Владимир Шаров - Будьте как дети
С юности любя кочевую бивачную жизнь, он и теперь, будто не было за спиной ни операций, ни ран, за пару дней приноровился к дороге, к странничеству, шел легко, с радостью и молился тоже с радостью. В дороге и на ночлеге ему часто приходило в голову, что вот так бы до конца жизни и идти, никуда не спеша, как придется брести себе и брести от одной святой обители к другой.
Думал он и о постриге, но эта мысль не была прочной, приходила и снова уходила, и в Кириллове он, боясь ошибиться, решил посоветоваться с очень чтимым в монастыре старцем Феодором. Отстоял заутреню, исповедался, а потом пошел в Феодорову келью. Старец был с ним очень ласков, внимателен, долго расспрашивал о жизни, но прощаясь сказал, что пока человек колеблется, будто былинка на ветру гнется туда-сюда, уходить из мира он не должен. Господу от его души пользы не будет.
В сентябре пятьдесят седьмого года, вернувшись в Москву, Перегудов нанялся швейцаром в ресторацию на Неглинной. Работа была непыльной и благодаря чаевым довольно доходной. Кроме того, говорил Перегудов энцам, навечно он там оставаться не собирался, отвел себе ровно год, чтобы не торопясь, обстоятельно обдумать все, что услышал от отца Феодора.
На Неглинной он аккуратно исполнял свои обязанности, в остальное время читал Священное Писание, молился и спал. Кормили его вместе с официантами тем, что на кухне оставалось после ухода гостей, к должности прилагалась каморка под крышей того же доходного дома, где помещался кабак, так что лишний раз выходить на улицу у него не было ни нужды, ни желания. Кроме того, разгульная, пьяная жизнь, которую он наблюдал каждый день, будто намеренно толковала слова Феодора о грехе, гордыне и мирской тщете. К весне Перегудов вполне утвердился в мысли надеть черническое платье и, если бы не страх, что срок еще не вышел, что отец Феодор опять его завернет, уже тогда поехал бы в Кириллов.

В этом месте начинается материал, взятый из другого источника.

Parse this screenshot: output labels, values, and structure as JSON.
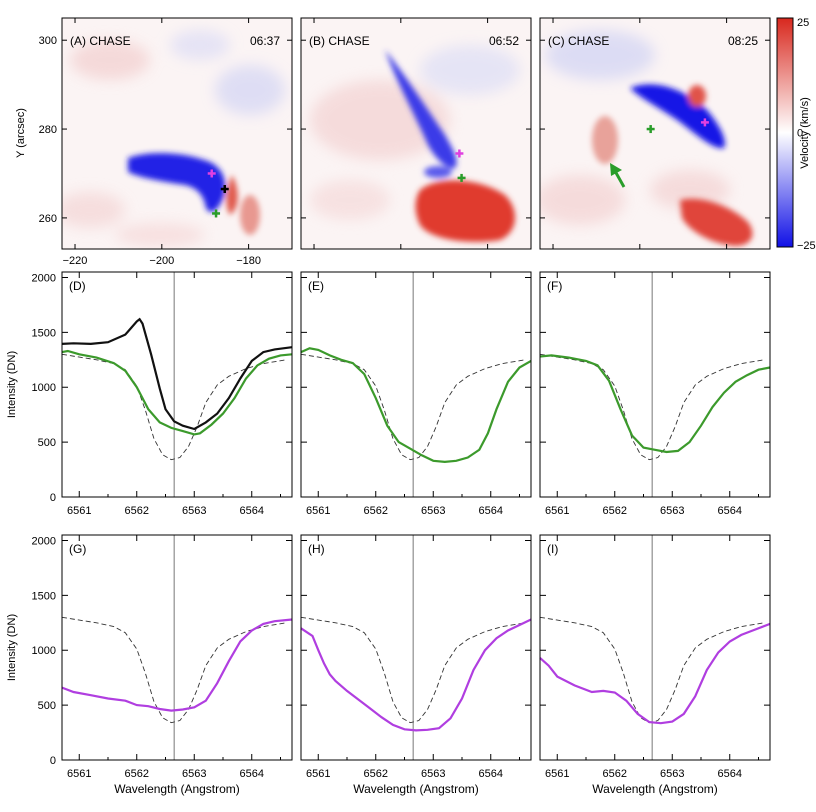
{
  "chart_data": {
    "type": "multi-panel",
    "maps": {
      "panels": [
        {
          "label": "(A) CHASE",
          "time": "06:37",
          "markers": [
            {
              "x": -188.5,
              "y": 270,
              "color": "#e040e0"
            },
            {
              "x": -185.5,
              "y": 266.5,
              "color": "#000000"
            },
            {
              "x": -187.5,
              "y": 261,
              "color": "#2a9d2a"
            }
          ]
        },
        {
          "label": "(B) CHASE",
          "time": "06:52",
          "markers": [
            {
              "x": -186.5,
              "y": 274.5,
              "color": "#e040e0"
            },
            {
              "x": -186.0,
              "y": 269,
              "color": "#2a9d2a"
            }
          ]
        },
        {
          "label": "(C) CHASE",
          "time": "08:25",
          "markers": [
            {
              "x": -185.0,
              "y": 281.5,
              "color": "#e040e0"
            },
            {
              "x": -197.5,
              "y": 280,
              "color": "#2a9d2a"
            }
          ]
        }
      ],
      "xlim": [
        -223,
        -170
      ],
      "ylim": [
        253,
        305
      ],
      "xticks": [
        -220,
        -200,
        -180
      ],
      "yticks": [
        260,
        280,
        300
      ],
      "ylabel": "Y (arcsec)",
      "colorbar": {
        "label": "Velocity (km/s)",
        "min": -25,
        "max": 25,
        "ticks": [
          25,
          0,
          -25
        ]
      }
    },
    "profiles": {
      "type": "line",
      "xlim": [
        6560.7,
        6564.7
      ],
      "ylim": [
        0,
        2050
      ],
      "xticks": [
        6561,
        6562,
        6563,
        6564
      ],
      "yticks": [
        0,
        500,
        1000,
        1500,
        2000
      ],
      "xlabel": "Wavelength (Angstrom)",
      "ylabel": "Intensity (DN)",
      "line_center": 6562.65,
      "reference": [
        [
          6560.7,
          1300
        ],
        [
          6561.0,
          1275
        ],
        [
          6561.3,
          1250
        ],
        [
          6561.6,
          1215
        ],
        [
          6561.8,
          1160
        ],
        [
          6562.0,
          1010
        ],
        [
          6562.15,
          790
        ],
        [
          6562.3,
          530
        ],
        [
          6562.45,
          385
        ],
        [
          6562.6,
          340
        ],
        [
          6562.75,
          360
        ],
        [
          6562.9,
          460
        ],
        [
          6563.05,
          640
        ],
        [
          6563.2,
          860
        ],
        [
          6563.4,
          1020
        ],
        [
          6563.6,
          1100
        ],
        [
          6563.9,
          1170
        ],
        [
          6564.2,
          1215
        ],
        [
          6564.6,
          1250
        ]
      ],
      "panels": [
        {
          "label": "(D)",
          "series": [
            {
              "color": "#111111",
              "points": [
                [
                  6560.7,
                  1395
                ],
                [
                  6560.9,
                  1400
                ],
                [
                  6561.2,
                  1395
                ],
                [
                  6561.5,
                  1410
                ],
                [
                  6561.8,
                  1480
                ],
                [
                  6562.0,
                  1600
                ],
                [
                  6562.05,
                  1620
                ],
                [
                  6562.1,
                  1580
                ],
                [
                  6562.25,
                  1300
                ],
                [
                  6562.4,
                  990
                ],
                [
                  6562.5,
                  800
                ],
                [
                  6562.65,
                  690
                ],
                [
                  6562.8,
                  650
                ],
                [
                  6563.0,
                  620
                ],
                [
                  6563.2,
                  680
                ],
                [
                  6563.4,
                  760
                ],
                [
                  6563.6,
                  900
                ],
                [
                  6563.8,
                  1080
                ],
                [
                  6564.0,
                  1240
                ],
                [
                  6564.2,
                  1320
                ],
                [
                  6564.4,
                  1345
                ],
                [
                  6564.7,
                  1365
                ]
              ]
            },
            {
              "color": "#3c9a2c",
              "points": [
                [
                  6560.7,
                  1320
                ],
                [
                  6560.8,
                  1330
                ],
                [
                  6561.0,
                  1300
                ],
                [
                  6561.3,
                  1270
                ],
                [
                  6561.6,
                  1220
                ],
                [
                  6561.8,
                  1150
                ],
                [
                  6562.0,
                  1000
                ],
                [
                  6562.2,
                  800
                ],
                [
                  6562.4,
                  680
                ],
                [
                  6562.6,
                  630
                ],
                [
                  6562.8,
                  600
                ],
                [
                  6563.0,
                  570
                ],
                [
                  6563.1,
                  580
                ],
                [
                  6563.3,
                  660
                ],
                [
                  6563.5,
                  760
                ],
                [
                  6563.7,
                  900
                ],
                [
                  6563.9,
                  1080
                ],
                [
                  6564.1,
                  1200
                ],
                [
                  6564.3,
                  1260
                ],
                [
                  6564.5,
                  1290
                ],
                [
                  6564.7,
                  1300
                ]
              ]
            }
          ]
        },
        {
          "label": "(E)",
          "series": [
            {
              "color": "#3c9a2c",
              "points": [
                [
                  6560.7,
                  1320
                ],
                [
                  6560.85,
                  1355
                ],
                [
                  6561.0,
                  1340
                ],
                [
                  6561.2,
                  1290
                ],
                [
                  6561.4,
                  1250
                ],
                [
                  6561.6,
                  1220
                ],
                [
                  6561.8,
                  1120
                ],
                [
                  6562.0,
                  900
                ],
                [
                  6562.2,
                  650
                ],
                [
                  6562.4,
                  500
                ],
                [
                  6562.6,
                  440
                ],
                [
                  6562.8,
                  380
                ],
                [
                  6563.0,
                  330
                ],
                [
                  6563.2,
                  320
                ],
                [
                  6563.4,
                  330
                ],
                [
                  6563.6,
                  360
                ],
                [
                  6563.8,
                  430
                ],
                [
                  6563.95,
                  580
                ],
                [
                  6564.1,
                  800
                ],
                [
                  6564.3,
                  1050
                ],
                [
                  6564.5,
                  1180
                ],
                [
                  6564.7,
                  1240
                ]
              ]
            }
          ]
        },
        {
          "label": "(F)",
          "series": [
            {
              "color": "#3c9a2c",
              "points": [
                [
                  6560.7,
                  1280
                ],
                [
                  6560.9,
                  1290
                ],
                [
                  6561.2,
                  1270
                ],
                [
                  6561.5,
                  1240
                ],
                [
                  6561.7,
                  1200
                ],
                [
                  6561.9,
                  1060
                ],
                [
                  6562.1,
                  800
                ],
                [
                  6562.3,
                  560
                ],
                [
                  6562.5,
                  450
                ],
                [
                  6562.7,
                  430
                ],
                [
                  6562.9,
                  410
                ],
                [
                  6563.1,
                  420
                ],
                [
                  6563.3,
                  500
                ],
                [
                  6563.5,
                  650
                ],
                [
                  6563.7,
                  820
                ],
                [
                  6563.9,
                  950
                ],
                [
                  6564.1,
                  1050
                ],
                [
                  6564.3,
                  1110
                ],
                [
                  6564.5,
                  1160
                ],
                [
                  6564.7,
                  1180
                ]
              ]
            }
          ]
        },
        {
          "label": "(G)",
          "series": [
            {
              "color": "#b03ee0",
              "points": [
                [
                  6560.7,
                  660
                ],
                [
                  6560.9,
                  620
                ],
                [
                  6561.2,
                  590
                ],
                [
                  6561.5,
                  560
                ],
                [
                  6561.8,
                  540
                ],
                [
                  6562.0,
                  500
                ],
                [
                  6562.2,
                  490
                ],
                [
                  6562.4,
                  465
                ],
                [
                  6562.6,
                  450
                ],
                [
                  6562.8,
                  460
                ],
                [
                  6563.0,
                  480
                ],
                [
                  6563.2,
                  540
                ],
                [
                  6563.4,
                  700
                ],
                [
                  6563.6,
                  900
                ],
                [
                  6563.8,
                  1080
                ],
                [
                  6564.0,
                  1180
                ],
                [
                  6564.2,
                  1240
                ],
                [
                  6564.4,
                  1265
                ],
                [
                  6564.7,
                  1280
                ]
              ]
            }
          ]
        },
        {
          "label": "(H)",
          "series": [
            {
              "color": "#b03ee0",
              "points": [
                [
                  6560.7,
                  1200
                ],
                [
                  6560.9,
                  1130
                ],
                [
                  6561.0,
                  1000
                ],
                [
                  6561.1,
                  880
                ],
                [
                  6561.2,
                  780
                ],
                [
                  6561.3,
                  720
                ],
                [
                  6561.5,
                  630
                ],
                [
                  6561.7,
                  550
                ],
                [
                  6561.9,
                  470
                ],
                [
                  6562.1,
                  390
                ],
                [
                  6562.3,
                  320
                ],
                [
                  6562.5,
                  280
                ],
                [
                  6562.7,
                  270
                ],
                [
                  6562.9,
                  275
                ],
                [
                  6563.1,
                  290
                ],
                [
                  6563.3,
                  380
                ],
                [
                  6563.5,
                  560
                ],
                [
                  6563.7,
                  820
                ],
                [
                  6563.9,
                  1000
                ],
                [
                  6564.1,
                  1110
                ],
                [
                  6564.3,
                  1180
                ],
                [
                  6564.5,
                  1230
                ],
                [
                  6564.7,
                  1280
                ]
              ]
            }
          ]
        },
        {
          "label": "(I)",
          "series": [
            {
              "color": "#b03ee0",
              "points": [
                [
                  6560.7,
                  930
                ],
                [
                  6560.85,
                  860
                ],
                [
                  6561.0,
                  760
                ],
                [
                  6561.3,
                  680
                ],
                [
                  6561.6,
                  620
                ],
                [
                  6561.8,
                  630
                ],
                [
                  6562.0,
                  615
                ],
                [
                  6562.2,
                  540
                ],
                [
                  6562.4,
                  420
                ],
                [
                  6562.6,
                  345
                ],
                [
                  6562.8,
                  335
                ],
                [
                  6563.0,
                  350
                ],
                [
                  6563.2,
                  420
                ],
                [
                  6563.4,
                  580
                ],
                [
                  6563.6,
                  820
                ],
                [
                  6563.8,
                  980
                ],
                [
                  6564.0,
                  1080
                ],
                [
                  6564.2,
                  1140
                ],
                [
                  6564.4,
                  1180
                ],
                [
                  6564.7,
                  1240
                ]
              ]
            }
          ]
        }
      ]
    }
  }
}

По воспоминаниям, Перегудов рассказывал о своей робости с явным сожалением, печалясь. Немудрено, что энцы, понимая, что, прими он в Кириллове постриг, им бы так и коротать век в язычестве, а после смерти гореть в аду, даже не стали скрывать, что оскорблены, считают его слова за измену. Оправдываясь, Перегудов добавил, что монахом с проповедью Христа все равно бы сюда пришел. И снова повторил, что пришел раньше, может быть, на целый год, а то и на два, потому что путь человека, посвятившего себя Господу, прямее. Но они его объяснения приняли холодно, как простую отговорку, и по обоюдному согласию тема Перегудовского пострига больше не поднималась. Тем более что обстоятельства сложились так, что с этой дороги он свернул вполне добровольно.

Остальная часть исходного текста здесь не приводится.